In our work, we have shown that coarse-grained energies can be applied to investigate protein structure stability and functionality. It is demonstrated that energy profile similarities point to common sequential, structural and functional characteristics. Thus, changes of single energy values or changes in energy profile progression can be used for analyzing mutated characteristics of the proteins of interest.

\begin{eqnarray} e_{a_i} & \propto & -\ln{\left({n_{a_i}^{in} \over n_{a_i}^{out}}\right)} \label{eq:definition} \\ e_{a_{i},a_{j}} & = & \left( e_{a_{i}} + e_{a_{j}} \right) \label{eq:single} \\ E_{a_{i}} & = & \sum_{< i, j >}{e_{a_{i},a_{j}}} \label{eq:total} \end{eqnarray}

In all applications the energy profiles are visualised by a scheme of energy quantiles. The quantiles are derived from the distributions of energy values of all protein structures in our globular and alpha-helical transmembrane protein energy profile database. The coloring scheme is given as follows: blue - very low energy (very stable), green - low energy (stable), yellow - ambivalent energy (intermediate stability) and red - very high energy (instable).

## Alignment of energy profiles

The alignment of energy profiles is based on dynamic programming and an adapted Needleman-Wunsch/Smith-Waterman algorithm (with cost schemes optimized for energy profile comparison).

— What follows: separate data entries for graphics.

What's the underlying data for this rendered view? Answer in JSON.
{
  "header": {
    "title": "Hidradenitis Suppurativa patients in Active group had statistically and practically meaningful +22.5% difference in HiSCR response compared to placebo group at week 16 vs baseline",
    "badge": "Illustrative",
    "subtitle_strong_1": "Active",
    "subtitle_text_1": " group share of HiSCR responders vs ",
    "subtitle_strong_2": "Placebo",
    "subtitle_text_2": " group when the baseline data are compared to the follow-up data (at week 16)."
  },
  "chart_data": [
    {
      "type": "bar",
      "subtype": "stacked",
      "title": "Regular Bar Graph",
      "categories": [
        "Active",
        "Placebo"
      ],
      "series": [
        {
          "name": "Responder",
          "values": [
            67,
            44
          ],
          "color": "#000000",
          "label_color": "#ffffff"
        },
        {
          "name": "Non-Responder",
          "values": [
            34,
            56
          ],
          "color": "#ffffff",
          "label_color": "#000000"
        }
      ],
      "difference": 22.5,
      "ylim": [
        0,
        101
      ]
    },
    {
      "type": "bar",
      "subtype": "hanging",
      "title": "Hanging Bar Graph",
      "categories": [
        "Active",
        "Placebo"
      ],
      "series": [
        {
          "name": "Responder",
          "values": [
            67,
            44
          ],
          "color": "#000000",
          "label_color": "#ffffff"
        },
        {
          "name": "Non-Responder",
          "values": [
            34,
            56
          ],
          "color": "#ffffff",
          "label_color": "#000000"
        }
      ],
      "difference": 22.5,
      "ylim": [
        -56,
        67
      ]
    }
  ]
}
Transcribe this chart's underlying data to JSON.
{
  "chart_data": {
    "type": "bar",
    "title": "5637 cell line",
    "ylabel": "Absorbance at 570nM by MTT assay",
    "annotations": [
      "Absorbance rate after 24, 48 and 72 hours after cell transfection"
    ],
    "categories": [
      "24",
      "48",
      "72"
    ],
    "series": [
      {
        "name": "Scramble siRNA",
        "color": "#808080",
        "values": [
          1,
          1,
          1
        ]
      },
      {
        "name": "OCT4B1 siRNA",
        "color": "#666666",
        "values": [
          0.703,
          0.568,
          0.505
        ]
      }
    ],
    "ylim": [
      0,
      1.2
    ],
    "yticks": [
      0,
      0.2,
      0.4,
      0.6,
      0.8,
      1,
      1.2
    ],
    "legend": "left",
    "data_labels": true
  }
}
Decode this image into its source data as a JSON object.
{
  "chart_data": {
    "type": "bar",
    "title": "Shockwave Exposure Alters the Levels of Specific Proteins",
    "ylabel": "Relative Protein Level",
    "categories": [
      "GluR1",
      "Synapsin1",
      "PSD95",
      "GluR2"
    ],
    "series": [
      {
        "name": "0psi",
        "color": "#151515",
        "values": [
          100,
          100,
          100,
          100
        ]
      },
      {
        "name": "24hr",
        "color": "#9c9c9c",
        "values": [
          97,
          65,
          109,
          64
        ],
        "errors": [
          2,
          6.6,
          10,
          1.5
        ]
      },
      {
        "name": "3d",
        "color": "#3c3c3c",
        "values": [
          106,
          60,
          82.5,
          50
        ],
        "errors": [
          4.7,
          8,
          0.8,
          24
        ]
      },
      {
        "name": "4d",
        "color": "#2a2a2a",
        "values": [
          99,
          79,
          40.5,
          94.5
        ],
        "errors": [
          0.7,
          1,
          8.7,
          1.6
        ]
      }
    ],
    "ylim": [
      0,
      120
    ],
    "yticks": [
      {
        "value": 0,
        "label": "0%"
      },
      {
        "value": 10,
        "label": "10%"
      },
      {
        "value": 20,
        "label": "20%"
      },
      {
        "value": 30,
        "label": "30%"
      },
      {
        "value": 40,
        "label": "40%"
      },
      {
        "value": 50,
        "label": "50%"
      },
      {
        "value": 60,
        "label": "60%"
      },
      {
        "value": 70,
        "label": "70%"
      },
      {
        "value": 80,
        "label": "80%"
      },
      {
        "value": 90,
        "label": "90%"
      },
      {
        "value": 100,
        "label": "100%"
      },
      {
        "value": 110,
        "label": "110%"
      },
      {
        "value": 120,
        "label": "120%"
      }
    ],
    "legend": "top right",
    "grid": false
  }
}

For this alignment of 1B1J and 1FS3 we would receive the following values:

sequence identity: 30.3%
sequence similarity: 47.0%

DaliLite zScore: 15.3
eAlign dScore: 1.4

The dScore (distance score) is calculated by a permutation based alignment evaluation approach leading to values between 0 (exact match) and 5 (no detectable correspondences). Thus, the received dScore of 1.4 indicates significant energy profile similarity and alignment significance.

## References

F. Heinke and D. Labudde. Membrane protein stability analyses by means of protein energy profiles in case of nephrogenic diabetes insipidus. Comput Math Methods Med, 2012:790281, February 2012.
F. Heinke, A. Tuukkanen, and D. Labudde. Analysis of Membrane Protein Stability in Diabetes insipidus. InTech, 2011, Edited by Kyuzi Kamoi,ISBN: 978-953-307-367-5,DOI: 10.5772/22258
F. Heinke and D. Labudde. Predicting functionality of the non-expressed putative human OHCU decarboxylase by means of novel protein energy profile-based methods. Conference proceedings of 13. Nachwuchswissenschaftlerkonferenz, April 2012.